Difficile de ranger les New-Yorkais de Sonic Youth dans un genre bien précis. Figure majeure du rock alternatif à tendance « noisy », née du courant No Wave au début des années 80, ce groupe mythique a brillamment dévié de son punk hardcore originel pour mieux épouser un post-rock aux influences grunge, au tournant des années 90. Source d’inspiration pour une génération entière de musiciens dans la veine de Kurt Cobain, les « Youth » ont ainsi toujours positionné leur style, maintes fois imité mais jamais égalé, à l’orée de l’avant-garde… Et il faut croire que ça leur réussit plutôt pas mal, avec au total une quinzaine d’albums officiels et une foultitude de projets parallèles au compteur de leurs 28 ans de carrière !
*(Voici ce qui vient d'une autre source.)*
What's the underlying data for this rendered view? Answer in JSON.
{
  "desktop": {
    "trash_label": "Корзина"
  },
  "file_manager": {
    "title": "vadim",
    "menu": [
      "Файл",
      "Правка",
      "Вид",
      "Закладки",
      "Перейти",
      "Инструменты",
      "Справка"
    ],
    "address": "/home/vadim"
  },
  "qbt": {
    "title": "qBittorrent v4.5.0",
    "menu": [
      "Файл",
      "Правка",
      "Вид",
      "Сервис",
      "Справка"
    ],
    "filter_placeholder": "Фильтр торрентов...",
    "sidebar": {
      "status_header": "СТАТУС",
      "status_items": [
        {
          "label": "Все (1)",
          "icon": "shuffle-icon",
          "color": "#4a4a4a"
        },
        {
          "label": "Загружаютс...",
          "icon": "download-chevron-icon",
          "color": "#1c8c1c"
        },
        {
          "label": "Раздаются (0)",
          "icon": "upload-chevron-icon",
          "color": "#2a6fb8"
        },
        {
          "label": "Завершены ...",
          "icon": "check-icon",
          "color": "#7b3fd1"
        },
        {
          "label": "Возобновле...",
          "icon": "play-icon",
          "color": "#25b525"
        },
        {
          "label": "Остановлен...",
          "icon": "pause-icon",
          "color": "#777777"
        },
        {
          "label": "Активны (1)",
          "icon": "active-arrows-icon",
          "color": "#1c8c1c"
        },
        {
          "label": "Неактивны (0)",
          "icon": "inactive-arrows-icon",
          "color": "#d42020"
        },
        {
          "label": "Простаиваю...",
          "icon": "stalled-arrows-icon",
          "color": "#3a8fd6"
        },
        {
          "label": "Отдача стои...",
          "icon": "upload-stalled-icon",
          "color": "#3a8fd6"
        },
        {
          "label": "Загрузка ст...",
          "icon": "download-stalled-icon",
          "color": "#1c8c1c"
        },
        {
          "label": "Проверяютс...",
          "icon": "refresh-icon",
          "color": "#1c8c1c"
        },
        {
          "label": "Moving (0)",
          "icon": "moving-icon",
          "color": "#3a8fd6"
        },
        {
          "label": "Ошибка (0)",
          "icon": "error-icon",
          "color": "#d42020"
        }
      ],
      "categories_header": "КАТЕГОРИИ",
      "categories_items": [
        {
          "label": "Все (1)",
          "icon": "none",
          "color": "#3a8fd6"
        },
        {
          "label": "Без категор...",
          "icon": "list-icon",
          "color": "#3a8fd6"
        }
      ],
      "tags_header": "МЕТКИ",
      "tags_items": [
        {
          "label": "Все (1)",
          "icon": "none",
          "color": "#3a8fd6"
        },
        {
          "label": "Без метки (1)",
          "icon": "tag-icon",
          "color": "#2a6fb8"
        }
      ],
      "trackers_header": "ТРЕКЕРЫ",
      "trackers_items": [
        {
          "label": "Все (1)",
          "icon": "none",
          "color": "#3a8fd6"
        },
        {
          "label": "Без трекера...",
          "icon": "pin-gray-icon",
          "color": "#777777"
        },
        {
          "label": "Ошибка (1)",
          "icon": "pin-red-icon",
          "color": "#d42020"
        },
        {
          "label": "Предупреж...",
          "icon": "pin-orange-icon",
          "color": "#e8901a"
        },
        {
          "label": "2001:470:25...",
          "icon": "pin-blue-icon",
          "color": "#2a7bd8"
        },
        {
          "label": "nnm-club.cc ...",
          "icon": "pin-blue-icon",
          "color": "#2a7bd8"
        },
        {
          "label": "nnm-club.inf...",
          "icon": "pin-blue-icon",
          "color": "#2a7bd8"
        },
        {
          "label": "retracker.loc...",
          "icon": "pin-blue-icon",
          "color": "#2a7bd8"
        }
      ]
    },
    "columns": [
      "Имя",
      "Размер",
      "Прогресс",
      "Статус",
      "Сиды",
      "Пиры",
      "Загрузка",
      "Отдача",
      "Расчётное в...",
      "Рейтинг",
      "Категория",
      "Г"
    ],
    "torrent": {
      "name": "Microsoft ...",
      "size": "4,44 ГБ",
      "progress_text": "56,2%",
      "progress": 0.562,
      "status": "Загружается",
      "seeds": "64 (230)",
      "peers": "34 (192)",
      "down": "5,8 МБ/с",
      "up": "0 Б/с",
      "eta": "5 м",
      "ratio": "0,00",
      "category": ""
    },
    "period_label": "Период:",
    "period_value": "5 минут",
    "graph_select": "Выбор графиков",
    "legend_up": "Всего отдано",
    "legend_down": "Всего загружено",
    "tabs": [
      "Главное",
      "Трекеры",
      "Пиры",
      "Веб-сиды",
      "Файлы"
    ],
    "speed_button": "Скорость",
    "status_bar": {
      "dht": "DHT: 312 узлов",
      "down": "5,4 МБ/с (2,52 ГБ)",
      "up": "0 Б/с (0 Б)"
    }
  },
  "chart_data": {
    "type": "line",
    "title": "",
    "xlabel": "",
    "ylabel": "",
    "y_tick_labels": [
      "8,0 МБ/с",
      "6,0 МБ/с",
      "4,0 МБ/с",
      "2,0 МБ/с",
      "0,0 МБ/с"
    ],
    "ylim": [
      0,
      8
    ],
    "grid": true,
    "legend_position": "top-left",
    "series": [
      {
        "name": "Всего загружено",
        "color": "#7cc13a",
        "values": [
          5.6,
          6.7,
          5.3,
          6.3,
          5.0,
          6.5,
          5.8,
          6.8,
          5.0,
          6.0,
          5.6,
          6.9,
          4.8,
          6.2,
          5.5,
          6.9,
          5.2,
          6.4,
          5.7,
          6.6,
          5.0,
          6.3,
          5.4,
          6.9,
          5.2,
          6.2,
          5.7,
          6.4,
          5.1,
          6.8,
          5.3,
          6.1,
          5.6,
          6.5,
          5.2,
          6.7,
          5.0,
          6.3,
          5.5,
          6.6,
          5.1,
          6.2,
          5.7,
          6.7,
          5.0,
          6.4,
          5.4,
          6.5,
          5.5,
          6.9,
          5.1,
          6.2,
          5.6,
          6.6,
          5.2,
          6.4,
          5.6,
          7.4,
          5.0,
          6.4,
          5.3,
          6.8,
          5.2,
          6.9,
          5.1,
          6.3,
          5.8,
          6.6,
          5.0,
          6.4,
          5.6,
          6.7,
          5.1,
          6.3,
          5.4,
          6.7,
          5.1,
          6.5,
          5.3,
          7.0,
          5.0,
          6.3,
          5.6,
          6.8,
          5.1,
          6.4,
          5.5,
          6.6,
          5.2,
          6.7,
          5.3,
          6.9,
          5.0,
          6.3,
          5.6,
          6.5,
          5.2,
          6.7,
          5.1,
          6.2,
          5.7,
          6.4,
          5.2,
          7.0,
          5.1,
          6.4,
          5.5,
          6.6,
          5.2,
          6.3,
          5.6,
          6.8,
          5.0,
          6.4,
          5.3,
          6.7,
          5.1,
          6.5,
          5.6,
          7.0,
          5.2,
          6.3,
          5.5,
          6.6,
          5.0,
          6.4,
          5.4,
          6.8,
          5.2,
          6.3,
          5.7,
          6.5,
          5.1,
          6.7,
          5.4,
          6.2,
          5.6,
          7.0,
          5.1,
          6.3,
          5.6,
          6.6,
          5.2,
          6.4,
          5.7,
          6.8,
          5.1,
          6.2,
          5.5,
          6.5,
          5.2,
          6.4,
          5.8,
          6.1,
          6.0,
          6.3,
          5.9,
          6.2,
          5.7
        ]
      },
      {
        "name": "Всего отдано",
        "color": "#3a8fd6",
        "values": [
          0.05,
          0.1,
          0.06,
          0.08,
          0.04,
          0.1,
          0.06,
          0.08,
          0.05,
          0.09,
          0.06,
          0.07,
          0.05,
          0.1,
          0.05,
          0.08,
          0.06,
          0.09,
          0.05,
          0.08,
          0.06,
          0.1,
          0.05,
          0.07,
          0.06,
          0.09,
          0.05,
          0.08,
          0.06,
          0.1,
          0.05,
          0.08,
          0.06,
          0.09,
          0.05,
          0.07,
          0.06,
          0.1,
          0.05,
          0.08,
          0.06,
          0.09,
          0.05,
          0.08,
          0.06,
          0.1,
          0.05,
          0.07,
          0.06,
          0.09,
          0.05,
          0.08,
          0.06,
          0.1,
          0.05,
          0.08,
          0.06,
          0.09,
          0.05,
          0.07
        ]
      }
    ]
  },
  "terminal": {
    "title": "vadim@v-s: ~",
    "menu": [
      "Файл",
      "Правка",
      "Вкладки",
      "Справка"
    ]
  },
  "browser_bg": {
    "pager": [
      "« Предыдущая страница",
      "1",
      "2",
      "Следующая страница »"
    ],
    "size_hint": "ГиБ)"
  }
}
Quel est donc le secret de cette incroyable longévité ? Une œuvre acharnée, influente et productive, dont le 16e et tout dernier album, The Eternal, sorti en juin de cette année, traduit les vertus rajeunissantes ? Une punk attitude farouchement préservée chez ces fringants quinquas? Ou une charismatique chanteuse nommée Kim Gordon, dont la seule évocation suffit à imposer le respect autant chez les femmes que chez les hommes ? Eh bien, si on vous répondait les trois à la fois !
Jeunesse sonique
Née le 28 avril 1953 à Rochester dans l’Etat de New York, de parents respectivement professeur de sociologie et couturière, c’est pourtant en Californie que grandit Kim Althea Gordon pour se rapprocher de l’UCLA, où enseigne son père. Une fois diplômée du prestigieux Otis College of Art and Design, la jeune fille déménage dans un New York où plane encore le spectre du punk et de Warhol. Dans un premier temps, Kim met à profit sa formation en créant des installations artistiques, en exposant pour des galeries d’art à Soho et en écrivant pour le magazine artforum. Mais bientôt les sirènes de la musique l’appellent : après avoir fait ses gammes dans un groupe de heavy metal à la fac, la jeune femme rejoint CKM, un groupe rock exclusivement féminin où officient Christine Hahn et Miranda Stanton. Par le biais de cette dernière, celle-ci fait la connaissance de ses futurs collègues et musiciens en devenir, Thurston Moore et Lee Ranaldo. A peine commence-t-elle à sortir avec Moore qu’ils envisagent déjà de monter leur propre groupe. Après l’aventure Male Blonding, Red Milk et Arcadians, le groupe se rebaptise finalement en 1981 Sonic Youth, avec l’arrivée de Ranaldo en deuxième guitare puis de Richard Edson à la batterie.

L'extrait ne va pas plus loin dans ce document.